I have long wondered about exactly what atomicity guarantees of read() and write() are so I did some code and posix spelunking over the weekend. The scenarios I'm talking about are as such:

1) Can readers read concurrently with readers?
2) Can readers read concurrently with writers?
3) If readers read concurrently with writers do they see old bytes, new bytes, or potentially a mix of both?
4) Can writers write concurrently with other writers?
5) If writers can write concurrently what constraints are there on the resulting bytes?

So first, what BSD does is hold a shared lock on the inode while reading and an exclusive lock while writing. There is an additional issue with the file descriptor offset that really should be a second post that I might do sometime. So on BSD you have a strong guarantee that readers and writers will see a write as a single atomic transaction. No partial writes are visible. No interleaved writes are possible. Readers are concurrent.

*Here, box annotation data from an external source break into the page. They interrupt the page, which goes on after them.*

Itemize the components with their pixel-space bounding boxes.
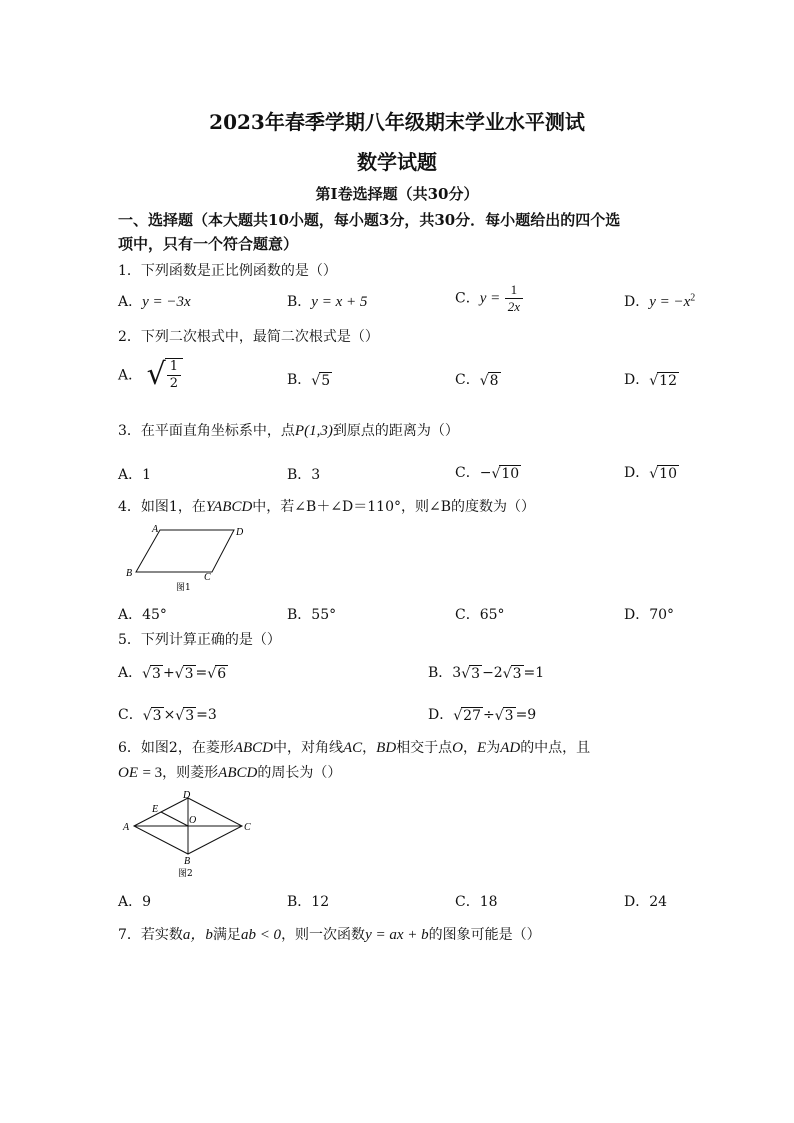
q2-option-a: A． √ $\frac{1}{2}$ (118, 357, 183, 392)
fig1-label-d: D (236, 527, 244, 538)
fig2-label-e: E (152, 804, 159, 815)
question-5-stem: 5．下列计算正确的是（） (118, 632, 281, 648)
fig2-label-c: C (244, 822, 251, 833)
q2-option-b: B．√5 (287, 372, 331, 389)
q5-option-b: B．3√3 −2√3 =1 (428, 665, 545, 682)
question-7-stem: 7．若实数a，b满足ab < 0，则一次函数y = ax + b的图象可能是（） (118, 927, 541, 943)
fig2-label-b: B (184, 856, 191, 867)
q4-option-d: D．70° (624, 607, 675, 623)
q6-option-d: D．24 (624, 894, 668, 910)
q2-option-d: D．√12 (624, 372, 677, 389)
q5-option-d: D．√27 ÷√3 =9 (428, 707, 537, 724)
q1-option-d: D．$y = -x^2$ (624, 292, 696, 310)
q5-option-c: C．√3 ×√3 =3 (118, 707, 217, 724)
q4-option-b: B．55° (287, 607, 337, 623)
q3-option-b: B．3 (287, 467, 321, 483)
question-2-stem: 2．下列二次根式中，最简二次根式是（） (118, 329, 379, 345)
fig2-label-o: O (189, 815, 197, 826)
q2-option-c: C．√8 (455, 372, 499, 389)
q3-option-a: A．1 (118, 467, 152, 483)
exam-title: 2023年春季学期八年级期末学业水平测试 (209, 110, 585, 134)
section-heading-line1: 一、选择题（本大题共10小题，每小题3分，共30分．每小题给出的四个选 (118, 211, 621, 229)
fig2-label-d: D (183, 790, 191, 801)
q3-option-c: C．−√10 (455, 465, 520, 482)
fig2-caption: 图2 (178, 869, 193, 879)
q6-option-c: C．18 (455, 894, 498, 910)
q3-option-d: D．√10 (624, 465, 677, 482)
q1-option-b: B．y = x + 5 (287, 294, 368, 310)
subject-title: 数学试题 (357, 150, 437, 174)
q6-option-b: B．12 (287, 894, 330, 910)
q4-option-c: C．65° (455, 607, 505, 623)
figure-2-rhombus (120, 788, 260, 880)
q1-option-c: C．y = $\frac{1}{2x}$ (455, 282, 523, 315)
fig1-label-c: C (204, 572, 211, 583)
q4-option-a: A．45° (118, 607, 167, 623)
fig1-label-a: A (152, 524, 159, 535)
section-heading-line2: 项中，只有一个符合题意） (118, 235, 299, 253)
question-6-stem-line2: OE = 3，则菱形ABCD的周长为（） (118, 765, 342, 781)
figure-1-parallelogram (120, 522, 250, 594)
question-6-stem-line1: 6．如图2，在菱形ABCD中，对角线AC，BD相交于点O，E为AD的中点，且 (118, 740, 591, 756)
part-heading: 第Ⅰ卷选择题（共30分） (315, 185, 479, 203)
question-1-stem: 1．下列函数是正比例函数的是（） (118, 263, 337, 279)
fig1-label-b: B (126, 568, 133, 579)
fig2-label-a: A (123, 822, 130, 833)
fig1-caption: 图1 (176, 583, 191, 593)
question-4-stem: 4．如图1，在YABCD中，若∠B＋∠D＝110°，则∠B的度数为（） (118, 499, 536, 515)
q5-option-a: A．√3 +√3 =√6 (118, 665, 227, 682)
q6-option-a: A．9 (118, 894, 152, 910)
q1-option-a: A．y = −3x (118, 294, 191, 310)
question-3-stem: 3．在平面直角坐标系中，点P(1,3)到原点的距离为（） (118, 423, 459, 439)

On linux, excepting appends, the inode is not locked for io. Instead page reference counts and locks are used for individual parts of the file. You can think of this like impromptu byte-range locking. Linux allows readers to proceed with other readers and writers for overlapping byte ranges. This means you can call read() and see incomplete results of a file rewrite as it is happening on another cpu. If you read and the data is not buffered an exclusive lock on the page is used until the data is valid. The same exclusive lock protects overlapping writes to the same page. However, the results when writes span pages seem to be undefined. This is basically as concurrent as you can reasonably get.

So what does posix say?
ISO IEC 9945-2 2002 POSIX.1 - 2 System Interfaces page 1174 (1203rd page in the pdf)

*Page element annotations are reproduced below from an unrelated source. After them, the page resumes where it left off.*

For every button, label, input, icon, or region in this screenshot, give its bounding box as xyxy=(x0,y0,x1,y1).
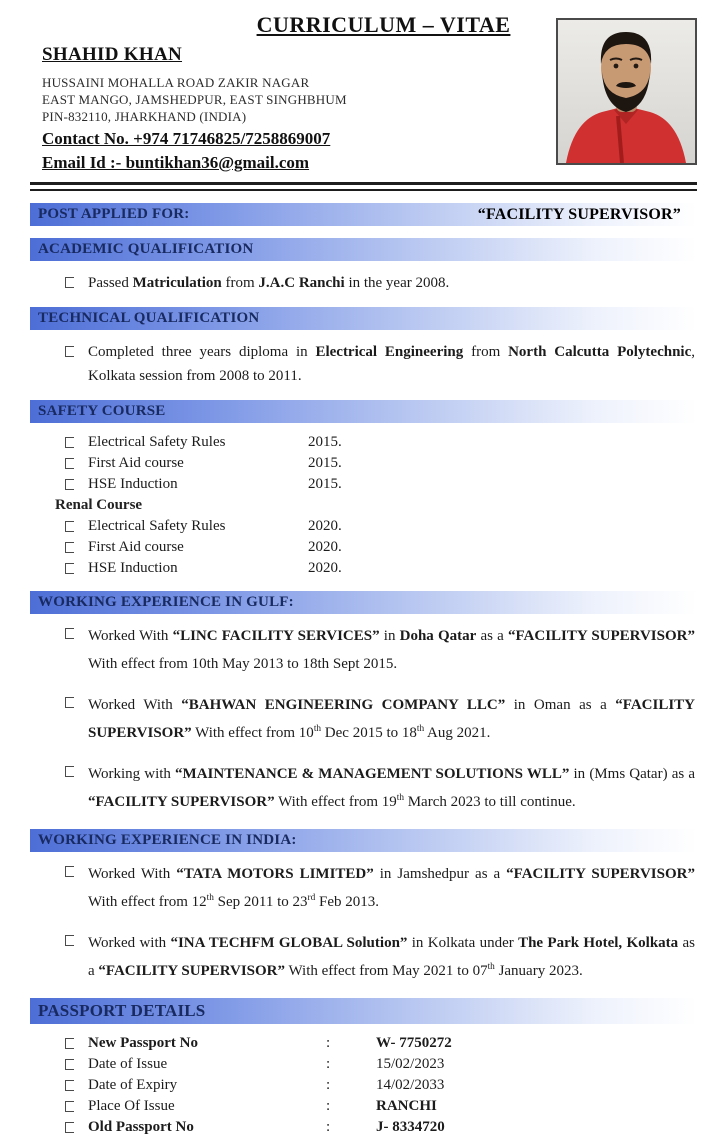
course-year: 2015. xyxy=(308,455,342,471)
colon-separator: : xyxy=(326,1056,331,1072)
passport-field-value: 15/02/2023 xyxy=(376,1056,445,1072)
india-heading: WORKING EXPERIENCE IN INDIA: xyxy=(38,832,297,848)
checkbox-icon xyxy=(65,628,74,639)
page-title: CURRICULUM – VITAE xyxy=(256,12,511,37)
colon-separator: : xyxy=(326,1098,331,1114)
renal-course-subheading: Renal Course xyxy=(55,497,143,513)
course-year: 2015. xyxy=(308,476,342,492)
gulf-experience-item xyxy=(65,760,697,816)
india-experience-text: Worked with “INA TECHFM GLOBAL Solution” in Kolkata under The Park Hotel, Kolkata as a “FACILITY SUPERVISOR” With effect from May 2021 to 07th January 2023. xyxy=(88,935,696,979)
course-year: 2020. xyxy=(308,560,342,576)
address-line-3: PIN-832110, JHARKHAND (INDIA) xyxy=(42,109,247,124)
checkbox-icon xyxy=(65,437,74,448)
gulf-experience-item xyxy=(65,622,697,678)
safety-row xyxy=(65,432,697,453)
portrait-illustration xyxy=(558,20,695,163)
gulf-experience-text: Working with “MAINTENANCE & MANAGEMENT SOLUTIONS WLL” in (Mms Qatar) as a “FACILITY SUPERVISOR” With effect from 19th March 2023 to till continue. xyxy=(88,766,695,810)
india-experience-item xyxy=(65,860,697,916)
passport-row xyxy=(65,1075,697,1096)
colon-separator: : xyxy=(326,1077,331,1093)
contact-number: Contact No. +974 71746825/7258869007 xyxy=(42,129,331,148)
colon-separator: : xyxy=(326,1119,331,1135)
post-applied-value: “FACILITY SUPERVISOR” xyxy=(477,206,681,223)
academic-item-text: Passed Matriculation from J.A.C Ranchi in the year 2008. xyxy=(88,275,450,291)
passport-field-label: Old Passport No xyxy=(88,1119,194,1135)
india-experience-text: Worked With “TATA MOTORS LIMITED” in Jamshedpur as a “FACILITY SUPERVISOR” With effect from 12th Sep 2011 to 23rd Feb 2013. xyxy=(88,866,695,910)
course-name: HSE Induction xyxy=(88,476,178,492)
passport-list xyxy=(30,1033,697,1138)
technical-item xyxy=(65,340,697,388)
checkbox-icon xyxy=(65,866,74,877)
passport-heading: PASSPORT DETAILS xyxy=(38,1001,206,1020)
double-rule xyxy=(30,182,697,191)
passport-field-label: Place Of Issue xyxy=(88,1098,175,1114)
safety-row xyxy=(65,516,697,537)
checkbox-icon xyxy=(65,1122,74,1133)
checkbox-icon xyxy=(65,277,74,288)
academic-heading: ACADEMIC QUALIFICATION xyxy=(38,241,254,257)
gulf-heading: WORKING EXPERIENCE IN GULF: xyxy=(38,594,294,610)
section-working-experience-gulf xyxy=(30,591,697,614)
safety-row xyxy=(65,474,697,495)
section-safety-course xyxy=(30,400,697,423)
passport-field-value: RANCHI xyxy=(376,1098,437,1114)
technical-item-text: Completed three years diploma in Electrical Engineering from North Calcutta Polytechnic, Kolkata session from 2008 to 2011. xyxy=(88,344,695,384)
checkbox-icon xyxy=(65,542,74,553)
passport-row xyxy=(65,1096,697,1117)
technical-heading: TECHNICAL QUALIFICATION xyxy=(38,310,260,326)
section-academic-qualification xyxy=(30,238,697,261)
checkbox-icon xyxy=(65,563,74,574)
passport-field-label: New Passport No xyxy=(88,1035,198,1051)
checkbox-icon xyxy=(65,697,74,708)
passport-row xyxy=(65,1033,697,1054)
applicant-name: SHAHID KHAN xyxy=(42,44,183,65)
checkbox-icon xyxy=(65,479,74,490)
colon-separator: : xyxy=(326,1035,331,1051)
checkbox-icon xyxy=(65,1080,74,1091)
address-line-2: EAST MANGO, JAMSHEDPUR, EAST SINGHBHUM xyxy=(42,92,347,107)
course-name: First Aid course xyxy=(88,455,184,471)
safety-heading: SAFETY COURSE xyxy=(38,403,166,419)
course-name: First Aid course xyxy=(88,539,184,555)
passport-row xyxy=(65,1054,697,1075)
course-year: 2020. xyxy=(308,539,342,555)
address-line-1: HUSSAINI MOHALLA ROAD ZAKIR NAGAR xyxy=(42,75,310,90)
safety-row xyxy=(65,558,697,579)
applicant-photo xyxy=(556,18,697,165)
academic-item xyxy=(65,271,697,295)
checkbox-icon xyxy=(65,458,74,469)
section-passport-details xyxy=(30,998,697,1024)
section-post-applied-for xyxy=(30,203,697,226)
checkbox-icon xyxy=(65,1038,74,1049)
checkbox-icon xyxy=(65,1059,74,1070)
india-experience-item xyxy=(65,929,697,985)
passport-field-label: Date of Issue xyxy=(88,1056,168,1072)
checkbox-icon xyxy=(65,521,74,532)
section-technical-qualification xyxy=(30,307,697,330)
checkbox-icon xyxy=(65,346,74,357)
safety-row xyxy=(65,453,697,474)
safety-course-list xyxy=(30,432,697,579)
gulf-experience-item xyxy=(65,691,697,747)
passport-field-value: 14/02/2033 xyxy=(376,1077,445,1093)
section-working-experience-india xyxy=(30,829,697,852)
post-applied-label: POST APPLIED FOR: xyxy=(38,206,190,222)
passport-field-value: J- 8334720 xyxy=(376,1119,445,1135)
gulf-experience-text: Worked With “BAHWAN ENGINEERING COMPANY LLC” in Oman as a “FACILITY SUPERVISOR” With effect from 10th Dec 2015 to 18th Aug 2021. xyxy=(88,697,696,741)
gulf-experience-text: Worked With “LINC FACILITY SERVICES” in Doha Qatar as a “FACILITY SUPERVISOR” With effect from 10th May 2013 to 18th Sept 2015. xyxy=(88,628,695,672)
course-year: 2020. xyxy=(308,518,342,534)
checkbox-icon xyxy=(65,1101,74,1112)
passport-row xyxy=(65,1117,697,1138)
checkbox-icon xyxy=(65,766,74,777)
course-name: HSE Induction xyxy=(88,560,178,576)
course-year: 2015. xyxy=(308,434,342,450)
course-name: Electrical Safety Rules xyxy=(88,434,226,450)
passport-field-label: Date of Expiry xyxy=(88,1077,178,1093)
email-address: Email Id :- buntikhan36@gmail.com xyxy=(42,153,310,172)
checkbox-icon xyxy=(65,935,74,946)
course-name: Electrical Safety Rules xyxy=(88,518,226,534)
passport-field-value: W- 7750272 xyxy=(376,1035,452,1051)
safety-row xyxy=(65,537,697,558)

Rationale section for the read syscall:

I/O is intended to be atomic to ordinary files and pipes and FIFOs. Atomic
means that all the bytes from a single operation that started out together
end up together, without interleaving from other I/O operations.

There are other statements elsewhere in posix that state a read following a write in time must see the results of the write as a whole. The emphasis on time likely has to do with nfs. So posix is fairly clear. Linux is too loose but FreeBSD is too tight. We can allow concurrent writers to the same file as long as they are non-overlapping without violating any rules.

Really standards have just been derived from legacy behavior of older unix in order to define the properties that they believed were important for existing applications. In this vein I looked at seventh edition unix, which uses an exclusive lock over the inode in all cases. Clearly it is even more strict than FreeBSD.

I believe for 8.0 I will try to make this programmable on a per-file or per-system basis. Once the basic infrastructure is in place it would be easy to define the types of locks required for the operation to permit willing applications to see a less consistent view of the bytes. However, I find it hard to imagine any application wants to see partial byte results. I suspect range locking on writes will be sufficient in almost all cases.